People in Newport News have been fighting over air quality since 1984, when the Terminal Avenue transfer station opened at the mouth of the Chesapeake Bay to handle coal and other industrial products. A 2005 study showed that asthma is more than twice as common among people living in the area around the coal piles as it is in the rest of the city and state. And now, BP’s petcoke will be contributing to the problem there. The operators of Terminal Avenue have made some technical improvements to limit blowing dust―for example, installing sprinklers, the same type of control employed at the Chicago sites. But residents say the problem persists. Prevailing winds whip across the top of the piles and carry coal dust and petcoke into nearby homes. At a Sierra Club news conference in April 2015, Michael Beane, who lives near Terminal Avenue, said, “I can't even use my upstairs porch because it's covered in coal dust.”

Dominion Terminal in Newport News, Virginia

ESRI

If petcoke is unsafe near homes and playgrounds in Chicago, as the federal government recently confirmed, there’s no reason to believe it’s safe near homes and playgrounds in Newport News. To make matters worse for people living near Terminal Avenue, the government of Newport News has shown little appetite to place limits on the industrial behemoth polluting the local environment.
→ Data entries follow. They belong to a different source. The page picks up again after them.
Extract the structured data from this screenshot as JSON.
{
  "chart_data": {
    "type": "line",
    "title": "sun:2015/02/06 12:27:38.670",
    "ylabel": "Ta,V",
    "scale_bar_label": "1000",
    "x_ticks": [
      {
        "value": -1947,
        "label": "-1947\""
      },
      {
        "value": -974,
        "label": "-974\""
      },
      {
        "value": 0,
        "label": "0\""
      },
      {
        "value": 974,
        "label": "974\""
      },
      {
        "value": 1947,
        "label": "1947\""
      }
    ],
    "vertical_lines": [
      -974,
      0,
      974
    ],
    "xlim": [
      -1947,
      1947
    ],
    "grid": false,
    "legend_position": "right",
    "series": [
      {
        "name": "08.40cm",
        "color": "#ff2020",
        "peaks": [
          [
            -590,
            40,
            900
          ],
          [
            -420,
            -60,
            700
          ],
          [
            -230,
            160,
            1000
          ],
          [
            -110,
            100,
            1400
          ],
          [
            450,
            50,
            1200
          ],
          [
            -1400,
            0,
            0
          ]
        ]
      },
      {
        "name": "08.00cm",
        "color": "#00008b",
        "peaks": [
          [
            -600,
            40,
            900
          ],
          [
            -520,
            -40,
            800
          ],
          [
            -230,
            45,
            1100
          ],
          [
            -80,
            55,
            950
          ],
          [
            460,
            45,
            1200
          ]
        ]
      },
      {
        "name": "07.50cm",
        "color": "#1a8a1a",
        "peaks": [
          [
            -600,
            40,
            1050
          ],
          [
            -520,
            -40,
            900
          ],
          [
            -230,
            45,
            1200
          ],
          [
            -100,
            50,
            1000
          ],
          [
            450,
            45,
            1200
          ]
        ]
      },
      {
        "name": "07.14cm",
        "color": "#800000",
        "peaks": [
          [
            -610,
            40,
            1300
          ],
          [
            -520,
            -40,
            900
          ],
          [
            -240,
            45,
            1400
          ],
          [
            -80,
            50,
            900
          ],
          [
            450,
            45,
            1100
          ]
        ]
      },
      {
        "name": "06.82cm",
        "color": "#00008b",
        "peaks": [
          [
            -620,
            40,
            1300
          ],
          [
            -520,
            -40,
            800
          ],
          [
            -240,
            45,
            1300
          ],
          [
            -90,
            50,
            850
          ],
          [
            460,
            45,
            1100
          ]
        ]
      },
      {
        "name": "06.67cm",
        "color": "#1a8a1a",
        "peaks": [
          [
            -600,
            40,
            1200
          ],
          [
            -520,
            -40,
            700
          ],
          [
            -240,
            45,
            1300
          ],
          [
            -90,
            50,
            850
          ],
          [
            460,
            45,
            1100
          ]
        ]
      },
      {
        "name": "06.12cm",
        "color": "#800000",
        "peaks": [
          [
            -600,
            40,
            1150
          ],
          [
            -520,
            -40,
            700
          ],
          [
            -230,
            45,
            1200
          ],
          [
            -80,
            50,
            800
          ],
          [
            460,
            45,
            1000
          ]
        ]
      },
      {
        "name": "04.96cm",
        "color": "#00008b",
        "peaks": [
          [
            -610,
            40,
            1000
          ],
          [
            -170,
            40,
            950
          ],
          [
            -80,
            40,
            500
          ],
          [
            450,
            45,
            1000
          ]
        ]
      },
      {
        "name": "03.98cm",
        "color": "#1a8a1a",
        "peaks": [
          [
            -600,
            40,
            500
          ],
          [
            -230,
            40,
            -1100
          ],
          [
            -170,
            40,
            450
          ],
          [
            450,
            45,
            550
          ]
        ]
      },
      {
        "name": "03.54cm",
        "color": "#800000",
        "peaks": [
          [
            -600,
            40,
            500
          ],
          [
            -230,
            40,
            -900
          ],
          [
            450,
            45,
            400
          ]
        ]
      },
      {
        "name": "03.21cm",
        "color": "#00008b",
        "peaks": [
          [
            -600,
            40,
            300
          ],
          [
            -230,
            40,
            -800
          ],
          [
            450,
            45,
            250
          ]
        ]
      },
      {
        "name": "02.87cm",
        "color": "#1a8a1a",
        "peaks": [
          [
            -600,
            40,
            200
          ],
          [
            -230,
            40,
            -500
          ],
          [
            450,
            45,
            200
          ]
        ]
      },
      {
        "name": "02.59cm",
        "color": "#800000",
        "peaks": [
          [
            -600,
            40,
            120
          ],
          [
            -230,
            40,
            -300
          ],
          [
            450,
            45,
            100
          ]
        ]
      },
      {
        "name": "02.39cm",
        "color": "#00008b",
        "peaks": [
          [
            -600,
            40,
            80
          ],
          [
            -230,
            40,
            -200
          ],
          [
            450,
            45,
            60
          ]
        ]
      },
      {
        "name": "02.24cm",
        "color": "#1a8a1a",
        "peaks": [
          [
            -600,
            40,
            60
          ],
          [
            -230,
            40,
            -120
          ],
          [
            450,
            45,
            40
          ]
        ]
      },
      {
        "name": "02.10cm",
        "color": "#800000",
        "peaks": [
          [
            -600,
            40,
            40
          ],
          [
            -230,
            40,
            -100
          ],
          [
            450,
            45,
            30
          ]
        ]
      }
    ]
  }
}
At least Chicago (and state and federal regulators) took action once it recognized the health risks of black soot blowing through its neighborhoods.

Petcoke has now become a game of political whack-a-mole, as environmental and public health advocates chase the dangerous dust from community to community, hoping that government officials will soon implement a safe and workable solution to keep every community safe.

“Communities across the country that lack protections from similar coke and coal handling facilities deserve better,” Geertsma writes. “It’s our hope that Chicago can serve as a rallying cry for needed changes nationwide, and itself step up to eliminate any remaining impacts from these dirty facilities.”